“Everybody – whether it’s a Netflix or an Ozone or a Hulu or a Roku – all want to market their own measurement and outcomes product. My argument is always that you shouldn’t be marking your own homework,” said Jo Kinsella, President of Innovid XP, Innovid, while speaking at the Future of Media conference in London last month. She continued: “You should trust in global software technology platforms that are built for scale and do this stuff all day long.”
She believes service providers and publishers should focus on what they excel at – delivering content and helping brands reach new audiences. Kinsella said: “If you’ve got the right platform that serves up the right metrics that services the right KPIs, you shouldn’t need to hire data scientists. You need to work with people that can interpret that data, sit down with the client and say ‘spend more here spend less there’”.
She was joined on a panel about measurement and effectiveness by Emma Cranston, Client Services Director, Ozone, and Gordon Black, Director, Paid Media Measurement, adidas. Black believes brands should not wait for standardisation of cross-platform and cross-media measurement but must test and learn for themselves based on their own campaign objectives.
Given his belief that the industry is not close to converging around a universal [cross-platform measurement] metric, Black said: “The biggest thing for me is: don’t get caught up waiting for standardisation. It’s a slow-moving thing so you need to focus on proving different measurements for yourself.”
Kinsella said many brands are now testing and learning while campaigns are in-flight, looking to understand how to optimise creatives and product placement in real-time, rather than running complex models or waiting for post-campaign reporting. This is especially true in the CTV space, according to Kinsella.
She commented: “We’re part of the instant gratification generation, and with the rise of platforms like YouTube and TikTok, we need to be able to move quickly.

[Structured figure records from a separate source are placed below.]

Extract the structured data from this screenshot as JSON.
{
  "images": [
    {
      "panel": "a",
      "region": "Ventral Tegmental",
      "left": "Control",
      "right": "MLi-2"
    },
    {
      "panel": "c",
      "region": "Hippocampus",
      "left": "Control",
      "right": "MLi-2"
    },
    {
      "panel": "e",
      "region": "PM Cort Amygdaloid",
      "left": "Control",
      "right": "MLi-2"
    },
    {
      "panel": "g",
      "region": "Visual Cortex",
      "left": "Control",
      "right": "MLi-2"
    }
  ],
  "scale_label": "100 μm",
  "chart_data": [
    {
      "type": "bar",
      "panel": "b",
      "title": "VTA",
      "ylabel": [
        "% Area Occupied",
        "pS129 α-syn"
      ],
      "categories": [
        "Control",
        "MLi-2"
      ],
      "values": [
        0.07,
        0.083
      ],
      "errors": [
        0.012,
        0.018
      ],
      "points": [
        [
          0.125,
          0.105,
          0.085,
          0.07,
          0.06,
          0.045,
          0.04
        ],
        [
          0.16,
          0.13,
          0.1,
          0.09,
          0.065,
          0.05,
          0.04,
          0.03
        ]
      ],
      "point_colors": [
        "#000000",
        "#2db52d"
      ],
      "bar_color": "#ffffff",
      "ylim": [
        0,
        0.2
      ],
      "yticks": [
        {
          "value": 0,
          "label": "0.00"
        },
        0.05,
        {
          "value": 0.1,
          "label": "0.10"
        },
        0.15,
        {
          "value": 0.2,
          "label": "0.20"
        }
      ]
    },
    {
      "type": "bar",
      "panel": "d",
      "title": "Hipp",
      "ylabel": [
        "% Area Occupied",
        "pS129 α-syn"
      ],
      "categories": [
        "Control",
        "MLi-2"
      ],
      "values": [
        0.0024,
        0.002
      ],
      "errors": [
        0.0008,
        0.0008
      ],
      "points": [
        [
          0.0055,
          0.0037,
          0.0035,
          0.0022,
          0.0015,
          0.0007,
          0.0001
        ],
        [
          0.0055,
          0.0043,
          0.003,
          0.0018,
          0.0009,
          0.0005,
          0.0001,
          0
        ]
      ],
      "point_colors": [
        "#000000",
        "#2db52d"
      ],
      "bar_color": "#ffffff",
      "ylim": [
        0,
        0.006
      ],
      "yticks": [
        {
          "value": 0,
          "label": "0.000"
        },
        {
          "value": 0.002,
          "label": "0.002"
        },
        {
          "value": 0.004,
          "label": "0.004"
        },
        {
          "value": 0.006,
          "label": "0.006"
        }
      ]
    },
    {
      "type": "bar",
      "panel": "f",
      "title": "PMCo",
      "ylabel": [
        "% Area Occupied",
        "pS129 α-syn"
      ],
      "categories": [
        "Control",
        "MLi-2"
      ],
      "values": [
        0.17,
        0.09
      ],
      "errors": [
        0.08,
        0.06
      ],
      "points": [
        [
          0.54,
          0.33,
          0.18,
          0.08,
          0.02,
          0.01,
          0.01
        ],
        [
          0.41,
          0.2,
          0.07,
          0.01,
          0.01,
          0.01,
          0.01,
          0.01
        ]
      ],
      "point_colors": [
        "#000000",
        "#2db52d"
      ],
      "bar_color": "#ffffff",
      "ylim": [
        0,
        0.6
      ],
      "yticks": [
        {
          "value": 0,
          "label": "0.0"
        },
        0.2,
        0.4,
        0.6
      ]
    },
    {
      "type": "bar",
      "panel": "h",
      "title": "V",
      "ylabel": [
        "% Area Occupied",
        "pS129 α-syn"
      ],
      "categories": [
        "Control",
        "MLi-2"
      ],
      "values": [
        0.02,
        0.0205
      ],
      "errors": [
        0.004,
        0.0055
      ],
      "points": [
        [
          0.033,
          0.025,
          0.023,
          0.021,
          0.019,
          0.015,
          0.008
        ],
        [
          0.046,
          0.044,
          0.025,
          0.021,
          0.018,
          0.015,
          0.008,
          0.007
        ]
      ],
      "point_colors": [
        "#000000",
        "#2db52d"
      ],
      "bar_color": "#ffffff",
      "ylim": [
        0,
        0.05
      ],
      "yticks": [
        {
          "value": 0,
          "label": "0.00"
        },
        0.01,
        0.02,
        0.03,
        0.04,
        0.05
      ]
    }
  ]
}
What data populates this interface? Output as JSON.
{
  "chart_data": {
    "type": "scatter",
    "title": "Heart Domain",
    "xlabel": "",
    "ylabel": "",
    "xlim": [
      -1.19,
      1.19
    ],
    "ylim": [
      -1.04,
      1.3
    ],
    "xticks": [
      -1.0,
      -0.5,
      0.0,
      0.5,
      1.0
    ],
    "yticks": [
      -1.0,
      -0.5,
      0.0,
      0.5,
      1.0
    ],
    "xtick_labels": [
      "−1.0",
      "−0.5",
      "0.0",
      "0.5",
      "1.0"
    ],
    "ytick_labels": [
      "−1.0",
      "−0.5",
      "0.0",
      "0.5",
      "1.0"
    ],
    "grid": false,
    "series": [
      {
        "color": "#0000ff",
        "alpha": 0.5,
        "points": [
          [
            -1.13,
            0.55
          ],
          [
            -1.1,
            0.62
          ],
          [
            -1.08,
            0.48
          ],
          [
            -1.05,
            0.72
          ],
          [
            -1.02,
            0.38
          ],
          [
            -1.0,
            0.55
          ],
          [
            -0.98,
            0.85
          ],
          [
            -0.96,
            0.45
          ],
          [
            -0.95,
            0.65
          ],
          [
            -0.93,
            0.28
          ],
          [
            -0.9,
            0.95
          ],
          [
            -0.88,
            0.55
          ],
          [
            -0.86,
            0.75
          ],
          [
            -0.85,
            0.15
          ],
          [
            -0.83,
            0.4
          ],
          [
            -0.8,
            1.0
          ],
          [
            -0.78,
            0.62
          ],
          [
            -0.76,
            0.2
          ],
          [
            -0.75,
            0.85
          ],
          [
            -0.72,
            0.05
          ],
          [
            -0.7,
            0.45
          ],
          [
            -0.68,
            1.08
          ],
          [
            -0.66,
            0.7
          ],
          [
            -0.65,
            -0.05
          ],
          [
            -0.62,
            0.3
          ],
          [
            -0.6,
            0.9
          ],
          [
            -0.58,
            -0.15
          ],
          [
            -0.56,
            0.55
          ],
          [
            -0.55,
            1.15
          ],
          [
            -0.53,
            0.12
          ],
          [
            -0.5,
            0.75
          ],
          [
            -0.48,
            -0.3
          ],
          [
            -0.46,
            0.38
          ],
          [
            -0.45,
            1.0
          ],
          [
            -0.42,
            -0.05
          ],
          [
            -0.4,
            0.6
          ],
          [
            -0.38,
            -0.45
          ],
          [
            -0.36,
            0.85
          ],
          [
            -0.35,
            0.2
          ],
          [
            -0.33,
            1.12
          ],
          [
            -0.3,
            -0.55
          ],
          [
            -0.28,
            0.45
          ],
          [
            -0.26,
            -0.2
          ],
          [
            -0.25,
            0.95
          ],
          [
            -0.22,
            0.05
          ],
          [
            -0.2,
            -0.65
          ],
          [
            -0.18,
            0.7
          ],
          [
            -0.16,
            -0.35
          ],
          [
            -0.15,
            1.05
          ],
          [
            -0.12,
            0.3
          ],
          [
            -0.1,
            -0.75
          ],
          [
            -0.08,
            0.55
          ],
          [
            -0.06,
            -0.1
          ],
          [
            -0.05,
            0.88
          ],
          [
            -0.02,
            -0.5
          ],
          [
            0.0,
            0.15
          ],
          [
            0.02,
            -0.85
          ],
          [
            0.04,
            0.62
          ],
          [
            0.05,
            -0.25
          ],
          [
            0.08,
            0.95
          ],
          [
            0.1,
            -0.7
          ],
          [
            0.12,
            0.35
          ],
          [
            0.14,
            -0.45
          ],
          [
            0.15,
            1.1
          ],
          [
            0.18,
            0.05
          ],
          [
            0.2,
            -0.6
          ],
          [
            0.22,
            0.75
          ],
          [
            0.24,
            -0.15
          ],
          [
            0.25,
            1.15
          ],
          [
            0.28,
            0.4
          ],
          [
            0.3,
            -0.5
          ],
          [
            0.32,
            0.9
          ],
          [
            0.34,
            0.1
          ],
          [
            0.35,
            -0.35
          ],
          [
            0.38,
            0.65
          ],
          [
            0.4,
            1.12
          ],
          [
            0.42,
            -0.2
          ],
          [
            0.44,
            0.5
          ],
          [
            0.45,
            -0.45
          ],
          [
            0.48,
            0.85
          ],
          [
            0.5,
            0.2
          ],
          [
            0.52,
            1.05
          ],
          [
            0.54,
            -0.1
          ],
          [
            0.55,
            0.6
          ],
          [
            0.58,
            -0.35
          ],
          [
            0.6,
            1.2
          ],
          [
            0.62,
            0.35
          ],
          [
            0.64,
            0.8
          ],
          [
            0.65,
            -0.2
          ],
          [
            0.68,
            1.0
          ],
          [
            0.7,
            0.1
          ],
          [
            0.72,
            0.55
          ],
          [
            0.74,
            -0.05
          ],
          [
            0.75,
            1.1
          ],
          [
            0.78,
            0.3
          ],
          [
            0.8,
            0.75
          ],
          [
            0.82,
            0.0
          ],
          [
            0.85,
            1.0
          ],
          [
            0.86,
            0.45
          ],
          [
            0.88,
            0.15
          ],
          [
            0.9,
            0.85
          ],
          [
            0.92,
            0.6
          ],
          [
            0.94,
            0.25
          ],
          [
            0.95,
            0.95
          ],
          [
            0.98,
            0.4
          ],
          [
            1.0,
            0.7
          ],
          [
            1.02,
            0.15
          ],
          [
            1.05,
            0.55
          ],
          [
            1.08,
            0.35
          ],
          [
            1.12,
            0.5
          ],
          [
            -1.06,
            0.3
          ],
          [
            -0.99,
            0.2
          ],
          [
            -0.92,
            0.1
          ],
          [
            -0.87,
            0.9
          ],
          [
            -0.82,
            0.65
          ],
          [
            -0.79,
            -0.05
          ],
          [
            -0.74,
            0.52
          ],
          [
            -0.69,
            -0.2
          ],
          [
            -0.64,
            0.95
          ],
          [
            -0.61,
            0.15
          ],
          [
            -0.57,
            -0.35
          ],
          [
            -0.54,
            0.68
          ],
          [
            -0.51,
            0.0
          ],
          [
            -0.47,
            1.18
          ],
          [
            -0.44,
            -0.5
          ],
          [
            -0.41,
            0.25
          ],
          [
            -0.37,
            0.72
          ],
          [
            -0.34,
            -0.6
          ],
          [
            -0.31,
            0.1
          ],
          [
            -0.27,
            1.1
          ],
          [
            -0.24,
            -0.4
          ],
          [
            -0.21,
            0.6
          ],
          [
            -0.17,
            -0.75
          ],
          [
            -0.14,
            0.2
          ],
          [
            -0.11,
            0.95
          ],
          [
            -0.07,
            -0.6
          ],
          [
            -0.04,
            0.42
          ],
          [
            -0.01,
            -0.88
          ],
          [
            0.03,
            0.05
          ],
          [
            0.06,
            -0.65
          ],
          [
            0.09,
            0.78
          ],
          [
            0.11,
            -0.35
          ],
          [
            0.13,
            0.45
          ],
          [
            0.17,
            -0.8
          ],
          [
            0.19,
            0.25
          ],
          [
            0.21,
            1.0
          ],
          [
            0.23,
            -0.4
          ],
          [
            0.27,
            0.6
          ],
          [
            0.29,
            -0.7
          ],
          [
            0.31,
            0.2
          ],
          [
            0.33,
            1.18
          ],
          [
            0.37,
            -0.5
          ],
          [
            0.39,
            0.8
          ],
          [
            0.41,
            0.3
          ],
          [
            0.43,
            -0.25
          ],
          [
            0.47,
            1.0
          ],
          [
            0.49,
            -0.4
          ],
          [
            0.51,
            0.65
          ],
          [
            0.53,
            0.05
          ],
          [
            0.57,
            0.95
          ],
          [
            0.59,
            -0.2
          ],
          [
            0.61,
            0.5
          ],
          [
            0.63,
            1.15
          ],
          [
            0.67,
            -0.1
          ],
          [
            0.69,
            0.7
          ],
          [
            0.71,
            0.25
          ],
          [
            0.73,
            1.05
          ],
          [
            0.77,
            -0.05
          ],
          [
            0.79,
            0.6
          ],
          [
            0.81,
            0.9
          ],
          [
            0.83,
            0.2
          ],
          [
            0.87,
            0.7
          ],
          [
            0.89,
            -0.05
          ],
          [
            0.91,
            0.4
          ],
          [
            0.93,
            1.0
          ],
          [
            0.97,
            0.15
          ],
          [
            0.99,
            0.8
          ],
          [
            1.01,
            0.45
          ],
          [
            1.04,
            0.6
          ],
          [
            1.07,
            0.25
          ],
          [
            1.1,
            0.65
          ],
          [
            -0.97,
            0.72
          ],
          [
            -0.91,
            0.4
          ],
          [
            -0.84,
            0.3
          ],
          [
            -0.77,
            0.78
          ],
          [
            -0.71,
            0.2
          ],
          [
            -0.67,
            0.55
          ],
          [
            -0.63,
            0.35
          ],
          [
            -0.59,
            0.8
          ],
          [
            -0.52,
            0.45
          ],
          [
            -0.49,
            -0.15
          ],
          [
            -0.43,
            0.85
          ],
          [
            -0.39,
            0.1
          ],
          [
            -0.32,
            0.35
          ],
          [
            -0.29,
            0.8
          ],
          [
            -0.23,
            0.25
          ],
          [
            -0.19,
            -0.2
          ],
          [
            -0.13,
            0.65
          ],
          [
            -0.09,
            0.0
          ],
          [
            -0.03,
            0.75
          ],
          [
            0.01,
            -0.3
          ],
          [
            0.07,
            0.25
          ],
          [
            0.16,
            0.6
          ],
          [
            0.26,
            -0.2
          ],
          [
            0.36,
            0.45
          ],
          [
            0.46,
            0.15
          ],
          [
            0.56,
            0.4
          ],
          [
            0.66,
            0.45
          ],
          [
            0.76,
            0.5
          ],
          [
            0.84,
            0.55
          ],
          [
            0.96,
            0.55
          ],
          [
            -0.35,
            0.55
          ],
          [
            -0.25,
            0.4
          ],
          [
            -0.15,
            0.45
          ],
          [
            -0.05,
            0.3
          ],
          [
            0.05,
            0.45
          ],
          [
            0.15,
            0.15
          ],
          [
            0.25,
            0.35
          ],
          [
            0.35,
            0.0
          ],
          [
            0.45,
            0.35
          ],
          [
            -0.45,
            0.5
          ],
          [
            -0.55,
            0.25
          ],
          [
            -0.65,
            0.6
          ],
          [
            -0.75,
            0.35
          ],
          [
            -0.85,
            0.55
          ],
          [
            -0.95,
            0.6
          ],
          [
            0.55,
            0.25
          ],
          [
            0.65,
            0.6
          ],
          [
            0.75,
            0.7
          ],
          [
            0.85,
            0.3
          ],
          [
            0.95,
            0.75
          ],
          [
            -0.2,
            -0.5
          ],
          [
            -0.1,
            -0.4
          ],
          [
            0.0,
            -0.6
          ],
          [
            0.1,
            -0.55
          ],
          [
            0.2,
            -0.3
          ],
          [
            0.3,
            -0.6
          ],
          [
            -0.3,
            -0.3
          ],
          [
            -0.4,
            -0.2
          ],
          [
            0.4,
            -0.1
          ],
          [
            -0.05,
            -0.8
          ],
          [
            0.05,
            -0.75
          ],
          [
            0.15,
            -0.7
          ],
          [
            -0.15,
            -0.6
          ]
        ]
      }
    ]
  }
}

It’s not just about unique unduplicated reach. Yes, we want that too but it’s about: did I sell more product? And if this streaming service didn’t work for me, where else am I able to go with my dollars? How else am I going to spread out my inventory to be most effective?”
Cranston believes that, while the advertising market is evolving rapidly, the metrics we measure with have not caught up. According to the Ozone Director, “Every impression is different” and we should have different metrics to measure them depending on the objectives brands set for their campaigns.
She elaborated: “Sometimes click-through rate might be relevant but for other campaigns, when you want your campaign to focus on awareness, maybe it’s not and you need to look at brand lift instead. That would involve capturing attention through attention metrics.”